Module 4: Conceptualizing the relationship between man and society
  Lecture 8: Structure, Symbolic Interactionism and Structural Symbolic Interactionism
 

Models of man

From the sociological point of view man is a social robot or a prisoner of society. His priorities, preferences, values, standards, beliefs, ideas of happy life, ideas of harmonious living, and his behavior are all determined by social structure. He gets them from socialization or process of learning while growing among others. However, there are some other models of man too. To quote Inkeles (2001, 52-53):

In The Lonely Crowd David Riesman presents a different set of social types, one which has probably achieved wider currency than any sociological typology, ever attained. Riesman distinguished three main types, each of which represents a different model of conformity, or of response to social control.

The “tradition-directed” are those whose behavior is minutely controlled from without by traditional cultural standards, by kinship ties, religion, ceremonials, and the like.
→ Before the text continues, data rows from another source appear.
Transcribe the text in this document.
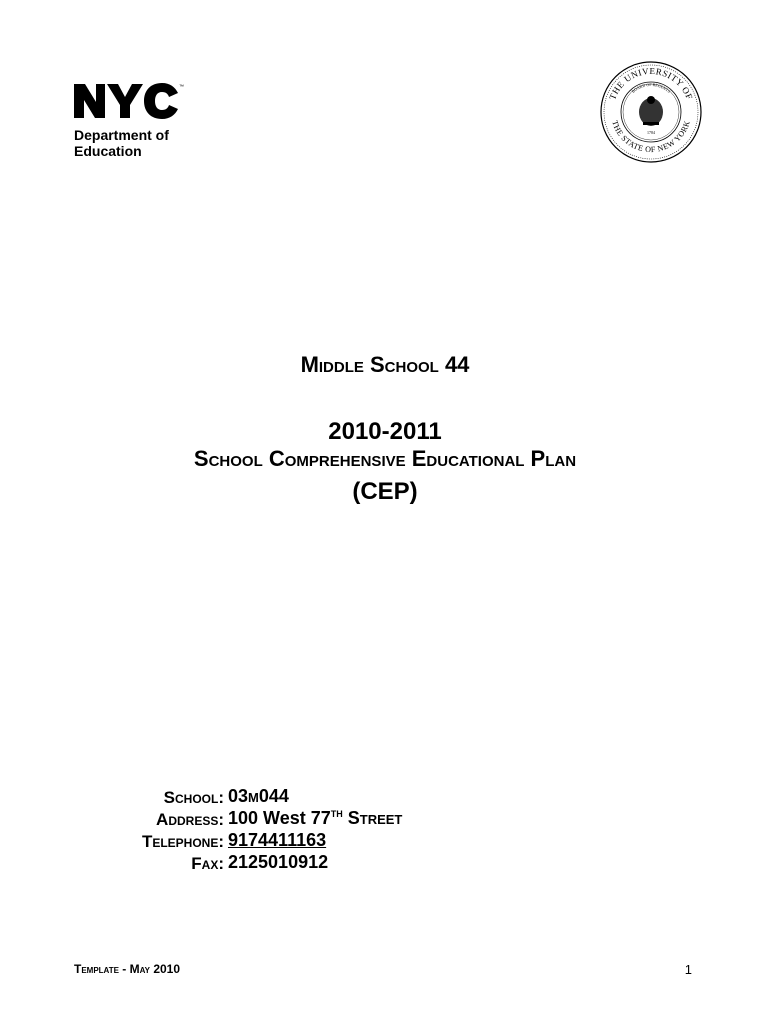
™
Department of
Education
THE UNIVERSITY OF
THE STATE OF NEW YORK
BOARD OF REGENTS
1784
Middle School 44
2010-2011
School Comprehensive Educational Plan
(CEP)
School: 03m044
Address: 100 West 77TH Street
Telephone: 9174411163
Fax: 2125010912
Template - May 2010	1
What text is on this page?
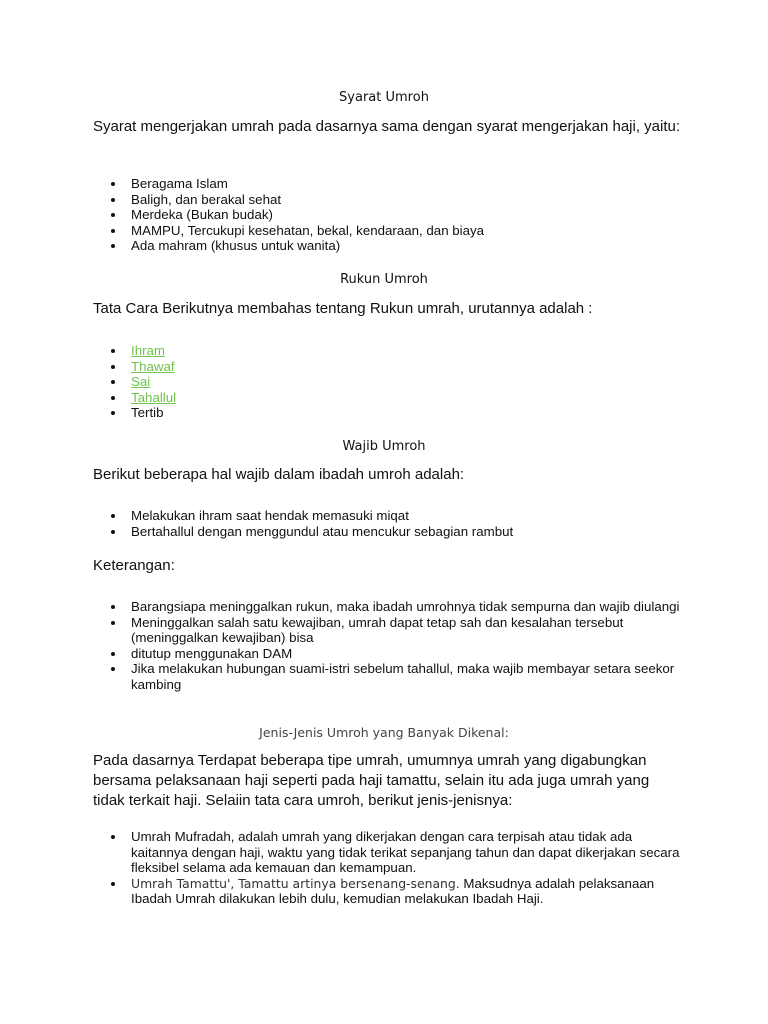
Syarat Umroh
Syarat mengerjakan umrah pada dasarnya sama dengan syarat mengerjakan haji, yaitu:
Beragama Islam
Baligh, dan berakal sehat
Merdeka (Bukan budak)
MAMPU, Tercukupi kesehatan, bekal, kendaraan, dan biaya
Ada mahram (khusus untuk wanita)
Rukun Umroh
Tata Cara Berikutnya membahas tentang Rukun umrah, urutannya adalah :
Ihram
Thawaf
Sai
Tahallul
Tertib
Wajib Umroh
Berikut beberapa hal wajib dalam ibadah umroh adalah:
Melakukan ihram saat hendak memasuki miqat
Bertahallul dengan menggundul atau mencukur sebagian rambut
Keterangan:
Barangsiapa meninggalkan rukun, maka ibadah umrohnya tidak sempurna dan wajib diulangi
Meninggalkan salah satu kewajiban, umrah dapat tetap sah dan kesalahan tersebut (meninggalkan kewajiban) bisa
ditutup menggunakan DAM
Jika melakukan hubungan suami-istri sebelum tahallul, maka wajib membayar setara seekor kambing
Jenis-Jenis Umroh yang Banyak Dikenal:
Pada dasarnya Terdapat beberapa tipe umrah, umumnya umrah yang digabungkan bersama pelaksanaan haji seperti pada haji tamattu, selain itu ada juga umrah yang tidak terkait haji. Selaiin tata cara umroh, berikut jenis-jenisnya:
Umrah Mufradah, adalah umrah yang dikerjakan dengan cara terpisah atau tidak ada kaitannya dengan haji, waktu yang tidak terikat sepanjang tahun dan dapat dikerjakan secara fleksibel selama ada kemauan dan kemampuan.
Umrah Tamattu', Tamattu artinya bersenang-senang. Maksudnya adalah pelaksanaan Ibadah Umrah dilakukan lebih dulu, kemudian melakukan Ibadah Haji.
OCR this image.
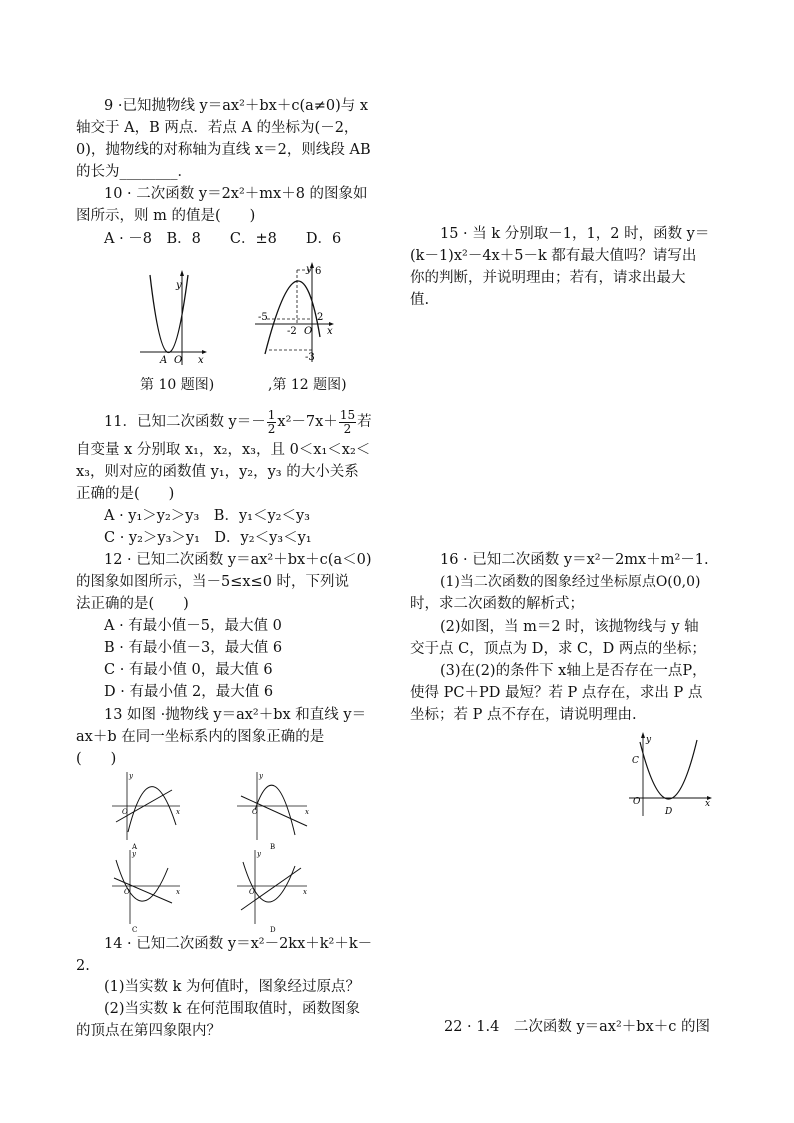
9 ·已知抛物线 y＝ax²＋bx＋c(a≠0)与 x
轴交于 A，B 两点．若点 A 的坐标为(－2，
0)，抛物线的对称轴为直线 x＝2，则线段 AB
的长为________．
10 · 二次函数 y＝2x²＋mx＋8 的图象如
图所示，则 m 的值是(　　)
A · －8　B．8　　C．±8　　D．6
y
A O x
第 10 题图)
y 6
-5
-2 O
2
x
-3
,第 12 题图)
11．已知二次函数 $y=- \frac{1}{2} x^2-7x+ \frac{15}{2}$ 若
自变量 x 分别取 x₁，x₂，x₃，且 0＜x₁＜x₂＜
x₃，则对应的函数值 y₁，y₂，y₃ 的大小关系
正确的是(　　)
A · y₁＞y₂＞y₃　B．y₁＜y₂＜y₃
C · y₂＞y₃＞y₁　D．y₂＜y₃＜y₁
12 · 已知二次函数 y＝ax²＋bx＋c(a＜0)
的图象如图所示，当－5≤x≤0 时，下列说
法正确的是(　　)
A · 有最小值－5，最大值 0
B · 有最小值－3，最大值 6
C · 有最小值 0，最大值 6
D · 有最小值 2，最大值 6
13 如图 ·抛物线 y＝ax²＋bx 和直线 y＝
ax＋b 在同一坐标系内的图象正确的是
(　　)
y
O	x
A
y
O	x
B
y
O	x
C
y
O	x
D
14 · 已知二次函数 y＝x²－2kx＋k²＋k－
2.
(1)当实数 k 为何值时，图象经过原点？
(2)当实数 k 在何范围取值时，函数图象
的顶点在第四象限内？
15 · 当 k 分别取－1，1，2 时，函数 y＝
(k－1)x²－4x＋5－k 都有最大值吗？请写出
你的判断，并说明理由；若有，请求出最大
值.
16 · 已知二次函数 y＝x²－2mx＋m²－1.
(1)当二次函数的图象经过坐标原点O(0,0)
时，求二次函数的解析式；
(2)如图，当 m＝2 时，该抛物线与 y 轴
交于点 C，顶点为 D，求 C，D 两点的坐标；
(3)在(2)的条件下 x轴上是否存在一点P，
使得 PC＋PD 最短？若 P 点存在，求出 P 点
坐标；若 P 点不存在，请说明理由.
y
C
O
D
x
22 · 1.4　二次函数 y＝ax²＋bx＋c 的图
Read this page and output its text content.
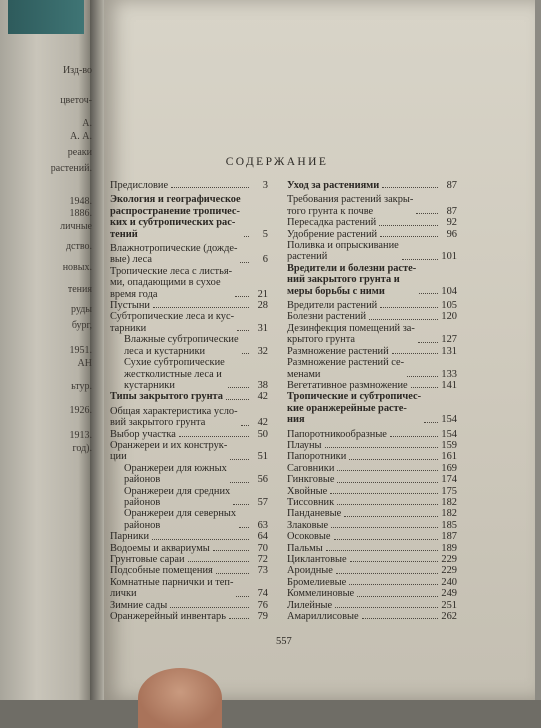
Изд-во
цветоч-
А.
А. А.
реаки
растений.
1948.
1886.
личные
дство.
новых.
тения
руды
бург,
1951.
АН
ьтур.
1926.
1913.
год).
СОДЕРЖАНИЕ
Предисловие	3
Экология и географическое
распространение тропичес-
ких и субтропических рас-
тений	5
Влажнотропические (дожде-
вые) леса	6
Тропические леса с листья-
ми, опадающими в сухое
время года	21
Пустыни	28
Субтропические леса и кус-
тарники	31
Влажные субтропические
леса и кустарники	32
Сухие субтропические
жестколистные леса и
кустарники	38
Типы закрытого грунта	42
Общая характеристика усло-
вий закрытого грунта	42
Выбор участка	50
Оранжереи и их конструк-
ции	51
Оранжереи для южных
районов	56
Оранжереи для средних
районов	57
Оранжереи для северных
районов	63
Парники	64
Водоемы и аквариумы	70
Грунтовые сараи	72
Подсобные помещения	73
Комнатные парнички и теп-
лички	74
Зимние сады	76
Оранжерейный инвентарь	79
Уход за растениями	87
Требования растений закры-
того грунта к почве	87
Пересадка растений	92
Удобрение растений	96
Поливка и опрыскивание
растений	101
Вредители и болезни расте-
ний закрытого грунта и
меры борьбы с ними	104
Вредители растений	105
Болезни растений	120
Дезинфекция помещений за-
крытого грунта	127
Размножение растений	131
Размножение растений се-
менами	133
Вегетативное размножение	141
Тропические и субтропичес-
кие оранжерейные расте-
ния	154
Папоротникообразные	154
Плауны	159
Папоротники	161
Саговники	169
Гинкговые	174
Хвойные	175
Тиссовник	182
Панданевые	182
Злаковые	185
Осоковые	187
Пальмы	189
Циклантовые	229
Ароидные	229
Бромелиевые	240
Коммелиновые	249
Лилейные	251
Амариллисовые	262
557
Their outstanding characteristic is conformity to the external standards of behavior, the etiquette of their community. “Inner-directed” people are responsive not to “strict and self-evident tradition,” but rather to standards “implanted early in life by the elders and directed toward generalization but nonetheless inescapably destined goals.” By contrast, the “other-directed,” the men with a gyroscope inside, are individuals for whom their contemporaries are the source of direction. They follow the crowd.

Riesman called these “historic” types because he feels that each is most characteristic of a given kind of society at a certain stage of development. The tradition-directed man is typical in long settled, unchanging societies where there is a fairly stable ratio of man-to-land, combined with great potential for growth in the unused reserves of the society. In Western history the Middle Ages may be regarded as a period high in tradition-direction.

From Riesman’s perspective a man is certainly a product of society but is a complex product of society. He does not react to outside world in a simple, predictable manner because he has a well developed, well formed structure within himself, although in the final analysis that inner core is also a product of society. You may call this inner core his personality. A relatively stabilized personality determines man’s thought and action exactly in the same way as his biological composition. For sociologists his personality is a unique organization of the various roles a person plays in society.